Lots of things have been happening here lately and it’s a shame I haven’t been blogging them because now I have about a million years’ worth of things to talk about. I’ll have to gloss over a lot.
It’s spring which means two things to me:
1. The weather is awesome and we need to be outdoors all the time.
2. Summer is around the corner.
Summer being around the corner is a bit stressful for me because that is when I’m planning on moving back to the beach. This is a good thing but I have so many mixed feelings about it.
On one hand it feels like the right thing to do—the only thing to do. We have to get out of this town. It makes me sad because a lot of my family is in this town and I want to stay with them. I want to take them with me out of this town.
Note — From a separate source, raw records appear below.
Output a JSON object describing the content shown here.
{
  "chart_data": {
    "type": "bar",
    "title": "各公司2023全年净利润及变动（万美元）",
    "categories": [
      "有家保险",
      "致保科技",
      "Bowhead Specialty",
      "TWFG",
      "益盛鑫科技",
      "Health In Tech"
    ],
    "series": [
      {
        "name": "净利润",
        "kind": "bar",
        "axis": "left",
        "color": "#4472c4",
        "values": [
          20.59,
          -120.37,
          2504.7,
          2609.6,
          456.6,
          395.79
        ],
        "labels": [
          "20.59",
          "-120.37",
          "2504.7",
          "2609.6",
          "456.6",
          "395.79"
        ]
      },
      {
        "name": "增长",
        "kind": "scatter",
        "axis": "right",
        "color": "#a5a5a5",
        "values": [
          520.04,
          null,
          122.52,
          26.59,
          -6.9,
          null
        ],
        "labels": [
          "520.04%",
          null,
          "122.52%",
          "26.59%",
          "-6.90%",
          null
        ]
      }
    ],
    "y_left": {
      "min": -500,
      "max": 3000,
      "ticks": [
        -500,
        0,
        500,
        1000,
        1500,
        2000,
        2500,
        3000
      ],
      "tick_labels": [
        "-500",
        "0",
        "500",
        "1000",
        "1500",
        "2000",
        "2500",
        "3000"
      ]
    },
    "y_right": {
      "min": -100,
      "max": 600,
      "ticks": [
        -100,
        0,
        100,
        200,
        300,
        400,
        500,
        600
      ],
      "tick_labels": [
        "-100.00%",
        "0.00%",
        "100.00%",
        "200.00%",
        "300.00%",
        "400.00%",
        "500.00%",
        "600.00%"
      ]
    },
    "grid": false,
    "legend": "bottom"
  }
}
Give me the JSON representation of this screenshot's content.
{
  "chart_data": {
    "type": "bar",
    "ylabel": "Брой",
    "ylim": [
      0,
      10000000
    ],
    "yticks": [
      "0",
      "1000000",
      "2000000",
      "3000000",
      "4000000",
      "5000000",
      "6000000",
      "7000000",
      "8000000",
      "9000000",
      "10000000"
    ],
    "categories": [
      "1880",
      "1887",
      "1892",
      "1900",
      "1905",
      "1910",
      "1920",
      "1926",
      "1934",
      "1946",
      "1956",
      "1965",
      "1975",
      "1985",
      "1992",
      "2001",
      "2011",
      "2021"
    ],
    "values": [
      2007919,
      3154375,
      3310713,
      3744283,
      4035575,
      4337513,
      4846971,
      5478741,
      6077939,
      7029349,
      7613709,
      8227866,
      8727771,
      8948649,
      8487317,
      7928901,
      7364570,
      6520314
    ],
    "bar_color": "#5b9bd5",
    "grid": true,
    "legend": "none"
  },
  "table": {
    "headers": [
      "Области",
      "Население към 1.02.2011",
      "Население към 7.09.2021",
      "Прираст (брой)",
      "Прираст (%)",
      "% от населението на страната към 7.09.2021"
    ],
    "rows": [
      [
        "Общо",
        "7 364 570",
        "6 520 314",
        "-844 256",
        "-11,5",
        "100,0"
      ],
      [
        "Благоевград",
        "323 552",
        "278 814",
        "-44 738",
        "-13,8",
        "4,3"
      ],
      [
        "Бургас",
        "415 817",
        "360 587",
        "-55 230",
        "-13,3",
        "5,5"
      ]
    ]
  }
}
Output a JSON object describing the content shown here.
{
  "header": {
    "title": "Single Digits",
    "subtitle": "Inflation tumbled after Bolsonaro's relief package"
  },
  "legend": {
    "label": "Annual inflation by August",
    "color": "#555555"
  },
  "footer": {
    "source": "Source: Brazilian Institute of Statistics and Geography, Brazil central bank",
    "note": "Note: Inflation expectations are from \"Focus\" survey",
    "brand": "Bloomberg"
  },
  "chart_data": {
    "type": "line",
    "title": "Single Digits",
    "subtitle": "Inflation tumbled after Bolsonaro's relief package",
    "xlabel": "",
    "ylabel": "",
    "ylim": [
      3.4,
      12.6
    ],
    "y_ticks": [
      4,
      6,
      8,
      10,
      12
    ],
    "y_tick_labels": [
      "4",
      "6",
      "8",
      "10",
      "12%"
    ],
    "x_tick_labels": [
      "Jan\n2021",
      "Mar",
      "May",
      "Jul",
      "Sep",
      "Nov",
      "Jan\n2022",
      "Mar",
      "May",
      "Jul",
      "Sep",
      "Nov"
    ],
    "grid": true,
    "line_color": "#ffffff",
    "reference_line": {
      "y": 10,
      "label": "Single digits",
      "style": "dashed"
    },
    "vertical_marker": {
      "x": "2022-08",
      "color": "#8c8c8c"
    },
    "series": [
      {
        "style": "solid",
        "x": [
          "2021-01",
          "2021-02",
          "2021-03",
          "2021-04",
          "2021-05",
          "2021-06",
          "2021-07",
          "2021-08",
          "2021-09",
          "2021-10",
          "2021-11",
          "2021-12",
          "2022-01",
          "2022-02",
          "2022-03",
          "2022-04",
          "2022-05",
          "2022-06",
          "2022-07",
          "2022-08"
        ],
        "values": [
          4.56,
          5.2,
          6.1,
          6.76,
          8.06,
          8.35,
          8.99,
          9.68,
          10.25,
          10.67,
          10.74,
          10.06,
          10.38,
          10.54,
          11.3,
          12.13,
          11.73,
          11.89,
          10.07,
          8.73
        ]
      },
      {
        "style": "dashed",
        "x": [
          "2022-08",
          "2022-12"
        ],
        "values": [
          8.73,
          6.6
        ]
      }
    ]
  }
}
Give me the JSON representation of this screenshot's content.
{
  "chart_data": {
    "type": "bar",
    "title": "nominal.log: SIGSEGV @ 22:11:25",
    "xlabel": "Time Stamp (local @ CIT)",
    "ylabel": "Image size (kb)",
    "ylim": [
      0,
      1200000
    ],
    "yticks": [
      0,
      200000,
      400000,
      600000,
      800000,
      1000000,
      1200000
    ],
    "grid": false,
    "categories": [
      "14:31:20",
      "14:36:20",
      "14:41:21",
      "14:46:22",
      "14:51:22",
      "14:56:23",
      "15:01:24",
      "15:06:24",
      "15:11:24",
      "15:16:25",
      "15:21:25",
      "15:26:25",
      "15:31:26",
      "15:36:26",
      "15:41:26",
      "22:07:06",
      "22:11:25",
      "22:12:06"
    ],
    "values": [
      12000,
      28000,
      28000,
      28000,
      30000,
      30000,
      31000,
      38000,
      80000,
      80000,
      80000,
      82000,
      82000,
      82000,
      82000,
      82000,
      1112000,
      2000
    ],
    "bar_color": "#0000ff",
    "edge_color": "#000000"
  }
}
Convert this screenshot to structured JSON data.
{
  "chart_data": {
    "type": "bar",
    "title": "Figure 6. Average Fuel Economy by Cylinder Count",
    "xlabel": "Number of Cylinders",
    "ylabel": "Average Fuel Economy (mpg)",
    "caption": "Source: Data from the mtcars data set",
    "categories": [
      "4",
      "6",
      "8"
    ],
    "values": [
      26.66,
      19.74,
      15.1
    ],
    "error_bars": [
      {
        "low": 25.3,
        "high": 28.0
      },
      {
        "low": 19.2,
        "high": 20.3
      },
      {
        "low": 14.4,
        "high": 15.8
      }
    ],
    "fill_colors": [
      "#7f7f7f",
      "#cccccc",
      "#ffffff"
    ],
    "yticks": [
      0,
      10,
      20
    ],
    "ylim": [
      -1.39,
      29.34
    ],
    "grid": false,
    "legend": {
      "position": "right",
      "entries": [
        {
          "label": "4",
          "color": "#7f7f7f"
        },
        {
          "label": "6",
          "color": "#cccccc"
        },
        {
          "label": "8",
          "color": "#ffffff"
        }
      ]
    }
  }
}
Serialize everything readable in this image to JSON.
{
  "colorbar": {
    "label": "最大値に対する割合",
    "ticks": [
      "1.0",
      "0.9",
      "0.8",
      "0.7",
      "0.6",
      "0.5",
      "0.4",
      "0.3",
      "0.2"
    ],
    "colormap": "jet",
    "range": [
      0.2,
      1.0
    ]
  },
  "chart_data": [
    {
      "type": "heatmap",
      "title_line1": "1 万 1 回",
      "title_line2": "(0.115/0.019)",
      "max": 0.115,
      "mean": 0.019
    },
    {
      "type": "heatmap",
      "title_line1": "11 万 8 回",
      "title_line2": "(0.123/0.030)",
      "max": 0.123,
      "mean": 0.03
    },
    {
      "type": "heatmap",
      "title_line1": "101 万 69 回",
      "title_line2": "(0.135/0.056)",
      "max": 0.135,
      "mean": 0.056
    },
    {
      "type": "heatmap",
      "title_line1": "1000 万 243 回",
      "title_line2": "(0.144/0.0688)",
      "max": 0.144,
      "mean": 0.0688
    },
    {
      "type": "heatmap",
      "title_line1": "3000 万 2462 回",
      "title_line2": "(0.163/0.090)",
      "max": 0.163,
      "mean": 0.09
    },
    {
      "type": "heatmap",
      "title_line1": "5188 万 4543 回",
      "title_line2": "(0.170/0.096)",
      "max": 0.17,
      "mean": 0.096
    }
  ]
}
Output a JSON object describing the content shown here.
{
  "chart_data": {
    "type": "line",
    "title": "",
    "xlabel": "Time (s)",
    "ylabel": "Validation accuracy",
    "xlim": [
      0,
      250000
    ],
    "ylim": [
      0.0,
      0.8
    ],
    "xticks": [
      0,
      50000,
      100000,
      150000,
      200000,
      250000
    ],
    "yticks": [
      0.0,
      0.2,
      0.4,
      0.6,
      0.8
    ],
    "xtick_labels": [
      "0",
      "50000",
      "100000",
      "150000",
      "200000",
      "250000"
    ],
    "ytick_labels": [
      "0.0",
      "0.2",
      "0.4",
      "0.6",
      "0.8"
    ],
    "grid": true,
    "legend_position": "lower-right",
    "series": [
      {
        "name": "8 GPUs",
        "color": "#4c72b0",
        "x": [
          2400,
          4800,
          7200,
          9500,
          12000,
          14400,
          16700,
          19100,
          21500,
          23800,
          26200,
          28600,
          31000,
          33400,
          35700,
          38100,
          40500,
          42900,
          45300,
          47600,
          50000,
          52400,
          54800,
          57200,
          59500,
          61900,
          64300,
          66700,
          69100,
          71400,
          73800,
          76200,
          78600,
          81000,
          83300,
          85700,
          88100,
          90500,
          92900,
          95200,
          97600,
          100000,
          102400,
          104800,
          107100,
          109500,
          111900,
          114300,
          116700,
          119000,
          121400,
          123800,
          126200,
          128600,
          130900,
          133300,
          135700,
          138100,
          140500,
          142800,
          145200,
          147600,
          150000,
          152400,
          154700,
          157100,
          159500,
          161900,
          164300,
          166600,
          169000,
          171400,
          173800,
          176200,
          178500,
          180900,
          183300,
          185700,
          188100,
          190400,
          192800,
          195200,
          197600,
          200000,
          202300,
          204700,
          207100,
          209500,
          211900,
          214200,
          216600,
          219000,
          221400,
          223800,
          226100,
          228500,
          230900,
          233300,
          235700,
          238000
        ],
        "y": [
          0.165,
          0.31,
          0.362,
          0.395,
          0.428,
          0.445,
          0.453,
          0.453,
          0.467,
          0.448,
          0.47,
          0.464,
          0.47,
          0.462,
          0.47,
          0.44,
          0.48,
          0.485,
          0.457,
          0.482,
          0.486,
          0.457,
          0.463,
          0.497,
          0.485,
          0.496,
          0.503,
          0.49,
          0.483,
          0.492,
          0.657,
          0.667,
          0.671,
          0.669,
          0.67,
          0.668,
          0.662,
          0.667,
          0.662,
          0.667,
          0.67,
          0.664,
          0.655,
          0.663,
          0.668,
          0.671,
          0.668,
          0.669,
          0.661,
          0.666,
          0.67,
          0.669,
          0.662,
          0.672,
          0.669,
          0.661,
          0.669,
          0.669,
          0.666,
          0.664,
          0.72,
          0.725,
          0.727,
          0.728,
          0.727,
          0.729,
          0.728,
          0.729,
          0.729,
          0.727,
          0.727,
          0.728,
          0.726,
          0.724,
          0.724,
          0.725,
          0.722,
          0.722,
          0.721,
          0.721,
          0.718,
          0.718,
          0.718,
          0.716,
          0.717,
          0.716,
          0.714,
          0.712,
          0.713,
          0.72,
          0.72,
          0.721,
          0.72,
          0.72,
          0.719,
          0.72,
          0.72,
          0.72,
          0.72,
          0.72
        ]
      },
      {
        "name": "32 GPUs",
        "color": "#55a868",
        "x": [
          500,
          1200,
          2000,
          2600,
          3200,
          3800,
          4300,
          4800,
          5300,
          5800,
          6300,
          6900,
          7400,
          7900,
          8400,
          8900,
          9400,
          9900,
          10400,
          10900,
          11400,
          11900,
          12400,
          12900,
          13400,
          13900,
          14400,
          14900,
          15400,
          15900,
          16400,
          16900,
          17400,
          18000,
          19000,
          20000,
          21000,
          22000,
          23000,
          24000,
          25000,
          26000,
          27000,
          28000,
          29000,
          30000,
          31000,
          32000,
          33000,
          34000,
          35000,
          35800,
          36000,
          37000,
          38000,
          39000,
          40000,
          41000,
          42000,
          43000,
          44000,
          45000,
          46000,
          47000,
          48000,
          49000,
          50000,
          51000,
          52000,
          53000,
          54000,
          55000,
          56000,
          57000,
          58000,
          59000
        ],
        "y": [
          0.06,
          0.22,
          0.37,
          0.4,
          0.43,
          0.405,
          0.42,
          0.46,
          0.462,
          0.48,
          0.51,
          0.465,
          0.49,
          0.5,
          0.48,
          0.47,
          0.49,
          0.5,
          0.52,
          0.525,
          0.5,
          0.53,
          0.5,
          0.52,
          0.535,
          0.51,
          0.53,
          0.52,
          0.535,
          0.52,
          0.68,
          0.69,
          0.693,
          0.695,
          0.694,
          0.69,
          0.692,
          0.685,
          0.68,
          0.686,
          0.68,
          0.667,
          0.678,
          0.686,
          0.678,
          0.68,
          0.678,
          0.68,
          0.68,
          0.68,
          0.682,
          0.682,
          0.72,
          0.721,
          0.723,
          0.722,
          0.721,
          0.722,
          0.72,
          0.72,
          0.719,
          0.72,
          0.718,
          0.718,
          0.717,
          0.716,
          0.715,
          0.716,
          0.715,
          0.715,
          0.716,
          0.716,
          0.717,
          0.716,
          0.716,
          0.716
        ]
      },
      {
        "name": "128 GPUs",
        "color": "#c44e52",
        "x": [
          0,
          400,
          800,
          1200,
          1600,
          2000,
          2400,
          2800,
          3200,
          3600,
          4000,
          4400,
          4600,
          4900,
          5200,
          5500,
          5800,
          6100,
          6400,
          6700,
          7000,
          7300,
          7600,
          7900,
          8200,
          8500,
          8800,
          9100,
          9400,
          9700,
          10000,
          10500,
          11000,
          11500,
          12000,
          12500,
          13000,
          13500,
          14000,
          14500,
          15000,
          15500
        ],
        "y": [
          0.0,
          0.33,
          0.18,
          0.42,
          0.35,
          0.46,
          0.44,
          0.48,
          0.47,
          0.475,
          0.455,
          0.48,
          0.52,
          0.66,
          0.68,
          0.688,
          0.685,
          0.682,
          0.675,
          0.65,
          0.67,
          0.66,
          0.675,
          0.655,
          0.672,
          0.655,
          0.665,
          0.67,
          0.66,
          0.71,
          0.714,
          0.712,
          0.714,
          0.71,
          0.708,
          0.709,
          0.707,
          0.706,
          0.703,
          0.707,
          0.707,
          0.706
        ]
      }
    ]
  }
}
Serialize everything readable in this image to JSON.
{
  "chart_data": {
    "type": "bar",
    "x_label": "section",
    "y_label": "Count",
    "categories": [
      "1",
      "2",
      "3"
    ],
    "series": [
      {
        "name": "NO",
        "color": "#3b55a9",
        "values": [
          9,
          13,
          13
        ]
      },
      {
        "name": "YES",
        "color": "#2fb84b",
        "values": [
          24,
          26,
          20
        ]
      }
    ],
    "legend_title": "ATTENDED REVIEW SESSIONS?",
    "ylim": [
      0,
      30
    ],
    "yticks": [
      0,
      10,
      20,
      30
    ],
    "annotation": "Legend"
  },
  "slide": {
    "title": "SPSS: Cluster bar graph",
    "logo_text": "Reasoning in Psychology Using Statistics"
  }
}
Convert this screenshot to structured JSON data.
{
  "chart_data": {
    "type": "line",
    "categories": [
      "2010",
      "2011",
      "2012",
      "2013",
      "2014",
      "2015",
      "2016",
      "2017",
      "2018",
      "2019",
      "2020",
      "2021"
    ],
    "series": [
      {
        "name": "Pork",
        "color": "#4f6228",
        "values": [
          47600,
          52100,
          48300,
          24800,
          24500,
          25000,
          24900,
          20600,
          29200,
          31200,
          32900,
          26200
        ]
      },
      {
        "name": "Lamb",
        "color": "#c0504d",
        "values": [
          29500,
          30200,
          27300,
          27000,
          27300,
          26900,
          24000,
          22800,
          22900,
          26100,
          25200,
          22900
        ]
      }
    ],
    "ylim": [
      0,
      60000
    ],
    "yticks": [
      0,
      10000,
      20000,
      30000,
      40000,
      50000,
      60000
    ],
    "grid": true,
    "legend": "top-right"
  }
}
Every day Bug has anxiety about school and I hope that moving back to a neighborhood that we know and love will fix a lot of that. I went apartment-hunting a few weekends ago and fell in love with the new bright happy big apartment complexes that happen to be in the number-eight-in-the-country school districts. Some of the complexes have schools across the street that we could walk to and playgrounds and swimming pools and farmers markets and…it just goes on and on with wonderfulness.
Of course then there’s the fact that they are about five hundred to a thousand dollars out of my price range.
Work is picking up. My books are selling. Things are looking really positive but the risk is great. I don’t want to sign a lease and then have a slow month and not be able to make it. I know I can always move back to this town. My parents would let me move in with them. It’s just that I want to make it on my own so bad. I guess this is what everyone wants. And maybe I will make it. I’m spending $300 a month on gas just taking Bug back and forth to see her dad so there’s that. If we moved closer there would be savings and less wear and tear on my car and me. The weekends are hard, as you know.
I’m not sharing this to get advice. I think I’m adviced out. I run every scenario over in my head and all the many many many variables every night from 3am to 4am and sometimes more. There are so many wild cards. I could get a new job. I love what I’m doing and I’m doing well but maybe a steady paycheck could give me the security I need. I’ve been thinking about being an assistant to an event planner. That’s a dream that I’ve never really seen to its fruition. Does anybody know anybody in Orange County who needs a kick-ass assistant?
Since I’ve got moving on the brain I’ve started packing. It is a bit early to be boxing things up but I can’t sit around and not do something. It’s hard to feel settled in a place when you know you are going to be leaving it in a few months. Now I know what all you military families go through. I’m not planting tomatoes. I’m not watering my backyard grass. It just isn’t my home anymore. It makes me sad because I love this place but I don’t see a future here. I see the neighborhood getting and worse and worse. I see crime every day. Kids with ankle bracelets and I’m not talking about jewelry. It’s not getting better here. I can’t stay here and be part of it. If I don’t leave, someday I won’t be able to and Bug will be engaged to someone who just got out of prison.
I know. I’m being overly dramatic. But this is what single moms do. Because we have to.
I had a garage sale and got rid of a lot of stuff. You know, because less stuff means less stuff to pack and move and if I can’t move into one of those fancy nice bright white apartments then I’m probably going to be moving into a studio with a hot plate and no windows and a carpet that smells like cat pee. Less stuff is good. Plus, I made a couple hundred bucks getting rid of stuff I don’t need. That felt good too.
Bug and her neighborhood buddies sold lemonade and made about twenty bucks off being cute. It was fun.
A couple of other neighbors had a garage sale too. It was like a block party. We all talked and hung out. It was great. I’m going to miss them. I talk about being afraid in this neighborhood all the time and it’s funny because I’ve made friends with all my neighbors, even the bad guys. The best way to deal with the bad guys is to look them in the face and get to know them. They are good people who have just made bad choices or been caught up in bad circumstances. I love them. I wish I could move them all to the beach with me. I wish I were a zillionaire and I could give them all jobs. I wish I could rescue everyone.
It’s been a really interesting year. I know it happened for a reason. It’s been a mile marker. I will never forget this part of my journey.
And speaking of journeys…I’ve finally settled on a theme for my big 40th Birthday Bash:
I’m calling it a Mid-Life Crisis Retreat. Whaddayathink?